Throughout the eighteenth and nineteenth centuries, numerous Borthwicks served in the British armed forces at home and abroad, including during the Napoleonic Wars. Certainly there would have been ample opportunity to have brought home a war trophy or two.  After all, the clan crest features the black head of a Moorish captive.  A mere portrait of Bony would have been a poor substitute, but perhaps the next best thing.


Fifteen works that make up the Borthwick-Norton collection were bequeathed to the Scottish government by Mrs Eva Sardinia Borthwick-Norton at the time of her death in 1988, in lieu of tax.  Mrs Borthwick-Norton stipulated in her will that the collection be exhibited at the Royal Scottish Academy . The collection includes two Gainsborough portraits, Murillo’s The Miracle of the Loaves and Fishes, a portrait by Rubens and works by Albert Cuyp, Louis-Léopold Boilly, Nicolas Lancret and Jan van der Heyden.

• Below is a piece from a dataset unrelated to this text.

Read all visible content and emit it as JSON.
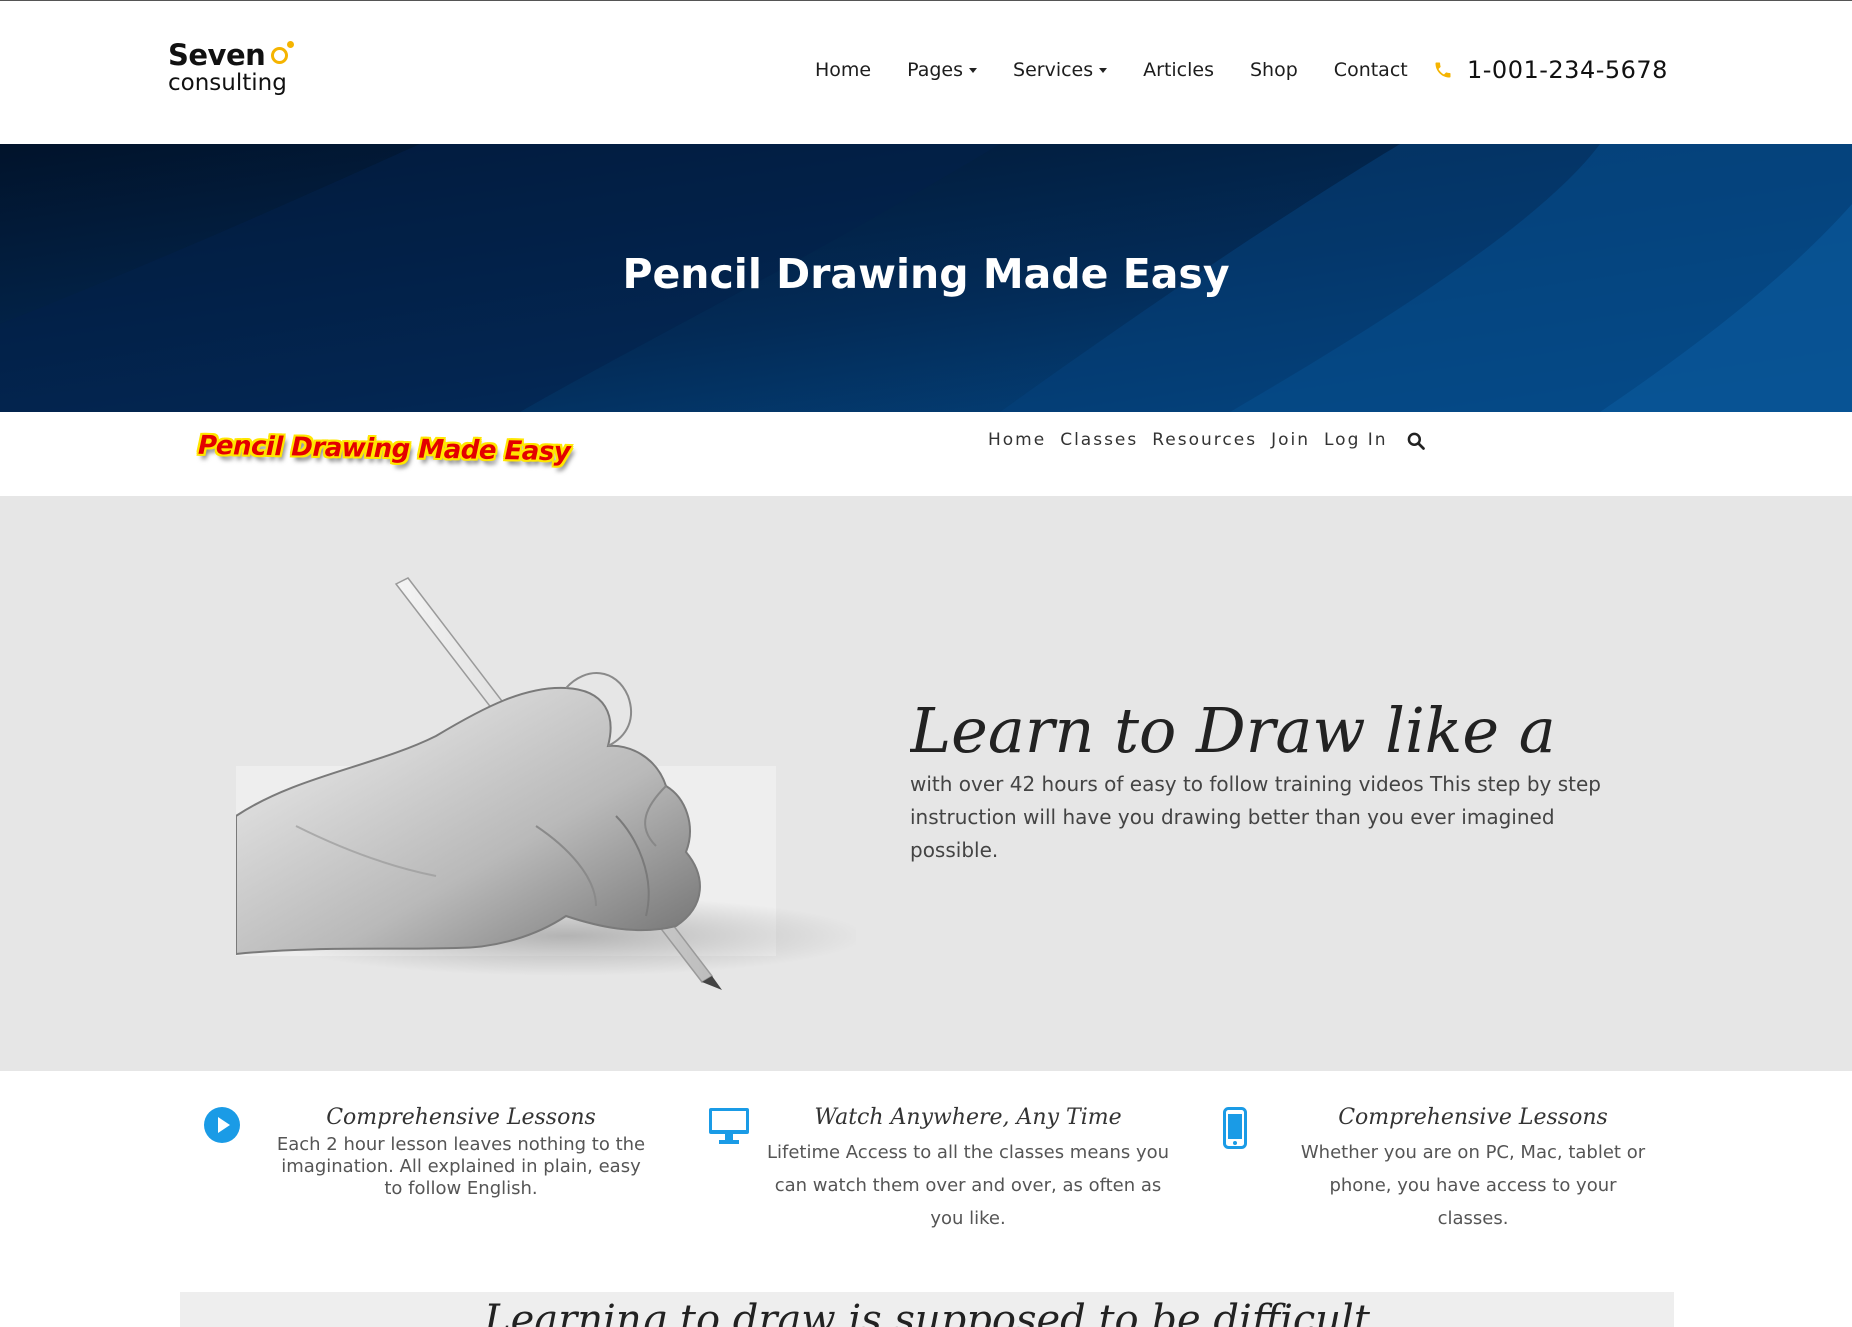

Although no one is explicitly laying out this painting’s chain of custody, there don’t appear to be recent gaps in the provenance: always a good sign.  Lunghu predicts that the “New York private collector” will eventually seek to sell this premier example of  Jacques-Louis David’s 19c propaganda art to a deep-pocketed French museum such as the Louvre … or perhaps to an art aficionado with a Napoleonic complex.

An Interesting Twist

Note the coincidental(?) resemblance of the Borthwick clan crest to the emblem of Corsica’s separatist movement, the FLNC.  Is somebody making a statement?